If you live in a state that taxes estate beyond a certain value, whole life insurance policies would help to reduce the size of your estate as whole life insurance policies are not considered as part of your estate.
This would mean that you will have used a legal way to avoid paying taxes while at the same time ensuring that your family will have a bigger amount given to them as a benefit. In such a case, buying a permanent life insurance policy would be the ideal solution.
Permanent life insurance policies would also be ideal for those who have a family member with special needs. In such a case, it would be best to take up this type of insurance plan where the plan will be held in trust by an irrevocable life insurance trust.

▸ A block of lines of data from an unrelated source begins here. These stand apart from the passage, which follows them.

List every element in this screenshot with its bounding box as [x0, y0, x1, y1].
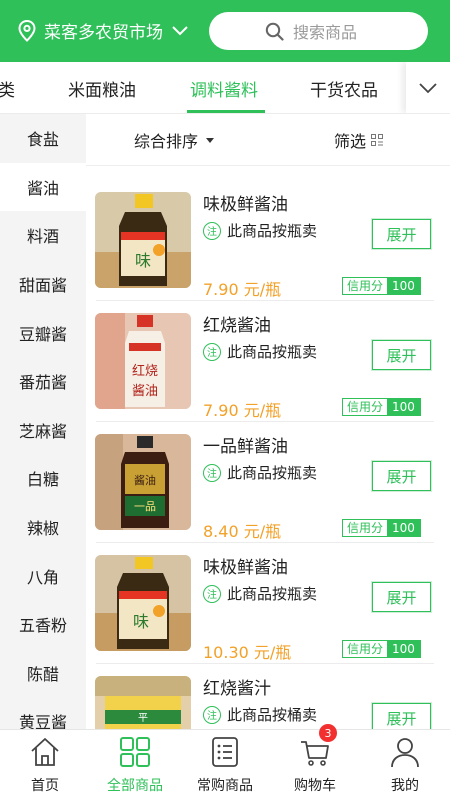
expand-button[interactable]: 展开 [372, 703, 431, 729]
sidebar-item-five-spice[interactable]: 五香粉 [0, 600, 86, 649]
category-tabs: 类 米面粮油 调料酱料 干货农品 [0, 62, 450, 114]
sidebar-item-ketchup[interactable]: 番茄酱 [0, 357, 86, 406]
product-note: 注 此商品按瓶卖 [203, 220, 317, 241]
product-note-text: 此商品按桶卖 [227, 706, 318, 724]
product-card[interactable]: 味 味极鲜酱油 注 此商品按瓶卖 展开 10.30 元/瓶 信用分 100 [86, 529, 450, 664]
person-icon [391, 738, 419, 768]
chevron-down-icon [419, 82, 437, 93]
product-name: 味极鲜酱油 [203, 558, 288, 578]
product-card[interactable]: 味 味极鲜酱油 注 此商品按瓶卖 展开 7.90 元/瓶 信用分 100 [86, 166, 450, 301]
sort-button[interactable]: 综合排序 [134, 128, 215, 152]
svg-text:味: 味 [133, 612, 149, 631]
location-pin-icon [18, 19, 36, 42]
expand-button[interactable]: 展开 [372, 340, 431, 370]
product-image-yipinxian: 一品 酱油 [95, 434, 191, 530]
sort-label: 综合排序 [134, 132, 199, 151]
tab-seasoning-sauce[interactable]: 调料酱料 [190, 76, 258, 101]
product-note: 注 此商品按瓶卖 [203, 462, 317, 483]
sort-filter-bar: 综合排序 筛选 [86, 114, 450, 166]
nav-label: 我的 [391, 778, 419, 794]
sidebar-item-sesame-paste[interactable]: 芝麻酱 [0, 406, 86, 455]
svg-text:一品: 一品 [134, 500, 156, 513]
svg-text:味: 味 [135, 251, 151, 270]
search-icon [265, 22, 284, 41]
active-tab-underline [187, 110, 265, 113]
sidebar-item-sugar[interactable]: 白糖 [0, 454, 86, 503]
note-badge-icon: 注 [203, 342, 221, 361]
grid-icon [120, 737, 150, 767]
chevron-down-icon [172, 25, 188, 35]
product-name: 味极鲜酱油 [203, 195, 288, 215]
product-note-text: 此商品按瓶卖 [227, 343, 318, 361]
sidebar-item-salt[interactable]: 食盐 [0, 114, 86, 163]
expand-button[interactable]: 展开 [372, 219, 431, 249]
nav-frequent-products[interactable]: 常购商品 [180, 730, 270, 800]
sidebar-item-star-anise[interactable]: 八角 [0, 551, 86, 600]
product-image-soy-bottle-large: 味 [95, 555, 191, 651]
sidebar-item-sweet-bean-sauce[interactable]: 甜面酱 [0, 260, 86, 309]
product-name: 红烧酱油 [203, 316, 271, 336]
nav-label: 常购商品 [197, 778, 253, 794]
list-icon [212, 737, 238, 767]
sidebar-item-chili[interactable]: 辣椒 [0, 503, 86, 552]
svg-text:平: 平 [138, 713, 148, 724]
nav-profile[interactable]: 我的 [360, 730, 450, 800]
tab-partial[interactable]: 类 [0, 76, 15, 101]
product-note: 注 此商品按瓶卖 [203, 583, 317, 604]
filter-grid-icon [371, 134, 384, 146]
subcategory-sidebar: 食盐 酱油 料酒 甜面酱 豆瓣酱 番茄酱 芝麻酱 白糖 辣椒 八角 五香粉 陈醋… [0, 114, 86, 729]
location-label: 菜客多农贸市场 [44, 23, 163, 43]
home-icon [31, 738, 59, 766]
product-card[interactable]: 平 红烧酱汁 注 此商品按桶卖 展开 [86, 650, 450, 729]
search-placeholder: 搜索商品 [293, 23, 358, 42]
tab-rice-flour-oil[interactable]: 米面粮油 [68, 76, 136, 101]
tab-dried-goods[interactable]: 干货农品 [310, 76, 378, 101]
product-note: 注 此商品按桶卖 [203, 704, 317, 725]
svg-text:红烧: 红烧 [132, 363, 158, 379]
filter-button[interactable]: 筛选 [334, 128, 384, 152]
note-badge-icon: 注 [203, 705, 221, 724]
nav-all-products[interactable]: 全部商品 [90, 730, 180, 800]
location-selector[interactable]: 菜客多农贸市场 [18, 18, 189, 43]
product-note-text: 此商品按瓶卖 [227, 464, 318, 482]
nav-label: 首页 [31, 778, 59, 794]
filter-label: 筛选 [334, 132, 367, 151]
expand-button[interactable]: 展开 [372, 461, 431, 491]
expand-tabs-button[interactable] [406, 62, 450, 113]
product-list: 味 味极鲜酱油 注 此商品按瓶卖 展开 7.90 元/瓶 信用分 100 红烧 [86, 166, 450, 729]
product-image-braised-sauce: 平 [95, 676, 191, 729]
sidebar-item-vinegar[interactable]: 陈醋 [0, 649, 86, 698]
nav-home[interactable]: 首页 [0, 730, 90, 800]
svg-text:酱油: 酱油 [132, 384, 158, 399]
sidebar-item-soy-sauce[interactable]: 酱油 [0, 162, 86, 212]
note-badge-icon: 注 [203, 221, 221, 240]
sidebar-item-soybean-paste[interactable]: 黄豆酱 [0, 697, 86, 729]
nav-label: 购物车 [294, 778, 336, 794]
search-box[interactable]: 搜索商品 [209, 12, 428, 50]
product-name: 一品鲜酱油 [203, 437, 288, 457]
cart-count-badge: 3 [319, 724, 337, 742]
product-card[interactable]: 红烧 酱油 红烧酱油 注 此商品按瓶卖 展开 7.90 元/瓶 信用分 100 [86, 287, 450, 422]
nav-cart[interactable]: 3 购物车 [270, 724, 360, 800]
product-image-braised-soy: 红烧 酱油 [95, 313, 191, 409]
product-name: 红烧酱汁 [203, 679, 271, 699]
note-badge-icon: 注 [203, 584, 221, 603]
product-note-text: 此商品按瓶卖 [227, 222, 318, 240]
product-note: 注 此商品按瓶卖 [203, 341, 317, 362]
svg-text:酱油: 酱油 [134, 473, 156, 487]
caret-down-icon [206, 137, 215, 143]
note-badge-icon: 注 [203, 463, 221, 482]
sidebar-item-cooking-wine[interactable]: 料酒 [0, 211, 86, 260]
product-image-soy-bottle: 味 [95, 192, 191, 288]
product-card[interactable]: 一品 酱油 一品鲜酱油 注 此商品按瓶卖 展开 8.40 元/瓶 信用分 100 [86, 408, 450, 543]
bottom-navigation: 首页 全部商品 常购商品 3 购物车 我的 [0, 724, 450, 800]
product-note-text: 此商品按瓶卖 [227, 585, 318, 603]
sidebar-item-bean-paste[interactable]: 豆瓣酱 [0, 308, 86, 357]
nav-label: 全部商品 [107, 778, 163, 794]
top-header: 菜客多农贸市场 搜索商品 [0, 0, 450, 62]
expand-button[interactable]: 展开 [372, 582, 431, 612]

This would ensure that the family member with special needs will live a decent life even after your death. The same applies if your family history has a condition that would involve high medical expenses in the future. In such cases, the affected person may not qualify for term insurance in the future which necessitates the early buying of permanent life insurance policies.
Whereas buy term and invest the difference is a good strategy of securing a bright future for yourself and your loved ones, it may not always be the best strategy to use. Several factors, most of which have been discussed here, play a role in determining the best strategy to use.
The bottom line is that all these plans have one common agenda; to save as much as possible, avoid unnecessary taxes, maximize returns, and enjoy a better life after you retire.